An Efficient Data Structure and Algorithm for Long-Match Query in Run-Length Compressed BWT

TL;DR

This paper introduces an efficient algorithm for finding long locally maximal exact matches (LEMs) in large, repetitive datasets using a run-length compressed Burrows-Wheeler Transform (BWT) index, enabling fast, memory-efficient queries.

Contribution

It presents a novel $O(m+occ)$ expected time algorithm for long LEMs detection in compressed BWT indexes, utilizing an $O(r)$ space data structure based on move-to-front adaptation.

Findings

Supports constant-time LCP queries given SA indices.

Efficiently finds all long LEMs in large, repetitive datasets.

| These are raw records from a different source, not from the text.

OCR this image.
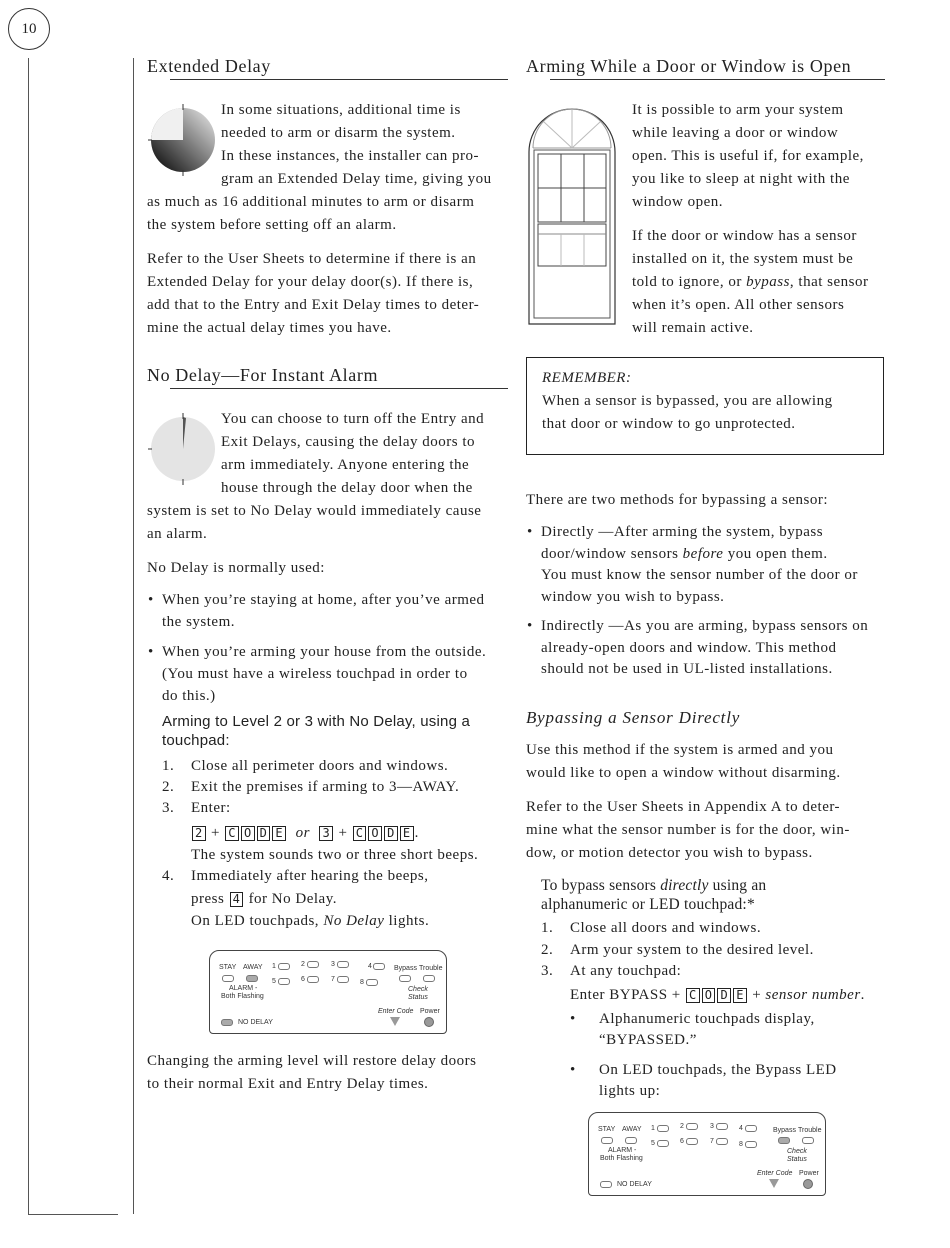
10
Extended Delay

In some situations, additional time is

needed to arm or disarm the system.

In these instances, the installer can pro-

gram an Extended Delay time, giving you

as much as 16 additional minutes to arm or disarm

the system before setting off an alarm.

Refer to the User Sheets to determine if there is an

Extended Delay for your delay door(s). If there is,

add that to the Entry and Exit Delay times to deter-

mine the actual delay times you have.

No Delay—For Instant Alarm

You can choose to turn off the Entry and

Exit Delays, causing the delay doors to

arm immediately. Anyone entering the

house through the delay door when the

system is set to No Delay would immediately cause

an alarm.

No Delay is normally used:

• When you’re staying at home, after you’ve armed

the system.

• When you’re arming your house from the outside.

(You must have a wireless touchpad in order to

do this.)

Arming to Level 2 or 3 with No Delay, using a

touchpad:

1. Close all perimeter doors and windows.
2. Exit the premises if arming to 3—AWAY.
3. Enter:
2 + C O D E or 3 + C O D E .
The system sounds two or three short beeps.
4. Immediately after hearing the beeps,
press 4 for No Delay.
On LED touchpads, No Delay lights.
STAY AWAY
ALARM -
Both Flashing
1	2	3	4
5	6	7	8
Bypass Trouble
Check
Status
Enter Code Power
NO DELAY

Changing the arming level will restore delay doors

to their normal Exit and Entry Delay times.

Arming While a Door or Window is Open

It is possible to arm your system

while leaving a door or window

open. This is useful if, for example,

you like to sleep at night with the

window open.

If the door or window has a sensor

installed on it, the system must be

told to ignore, or bypass, that sensor

when it’s open. All other sensors

will remain active.

REMEMBER:

When a sensor is bypassed, you are allowing

that door or window to go unprotected.

There are two methods for bypassing a sensor:

• Directly —After arming the system, bypass

door/window sensors before you open them.

You must know the sensor number of the door or

window you wish to bypass.

• Indirectly —As you are arming, bypass sensors on

already-open doors and window. This method

should not be used in UL-listed installations.

Bypassing a Sensor Directly

Use this method if the system is armed and you

would like to open a window without disarming.

Refer to the User Sheets in Appendix A to deter-

mine what the sensor number is for the door, win-

dow, or motion detector you wish to bypass.

To bypass sensors directly using an

alphanumeric or LED touchpad:*

1. Close all doors and windows.
2. Arm your system to the desired level.
3. At any touchpad:
Enter BYPASS + C O D E + sensor number.

• Alphanumeric touchpads display,

“BYPASSED.”

• On LED touchpads, the Bypass LED

lights up:

STAY AWAY
ALARM -
Both Flashing
1	2	3	4
5	6	7	8
Bypass Trouble
Check
Status
Enter Code Power
NO DELAY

Applicable to pangenome and biobank data analysis.

Abstract

In this paper, we describe a new type of match between a pattern and a text that aren't necessarily maximal in the query, but still contain useful matching information: locally maximal exact matches (LEMs). There are usually a large amount of LEMs, so we only consider those above some length threshold $\mathcal{L}$. These are referred to as long LEMs. The purpose of long LEMs is to capture substring matches between a query and a text that are not necessarily maximal in the pattern but still long enough to be important. Therefore efficient long LEMs finding algorithms are desired for these datasets. However, these datasets are too large to query on traditional string indexes. Fortunately, these datasets are very repetitive. Recently, compressed string indexes that take advantage of the redundancy in the data but retain efficient querying capability have been proposed as a solution. We therefore give an efficient algorithm for computing all the long LEMs of a query and a text in a BWT runs compressed string index. We describe an $O(m+occ)$ expected time algorithm that relies on an $O(r)$ words space string index for outputting all long LEMs of a pattern with respect to a text given the matching statistics of the pattern with respect to the text. Here $m$ is the length of the query, $occ$ is the number of long LEMs outputted, and $r$ is the number of runs in the BWT of the text. The $O(r)$ space string index we describe relies on an adaptation of the move data structure by Nishimoto and Tabei. We are able to support $LCP[i]$ queries in constant time given $SA[i]$. In other words, we answer $PLCP[i]$ queries in constant time. Long LEMs may provide useful similarity information between a pattern and a text that MEMs may ignore. This information is particularly useful in pangenome and biobank scale haplotype panel contexts.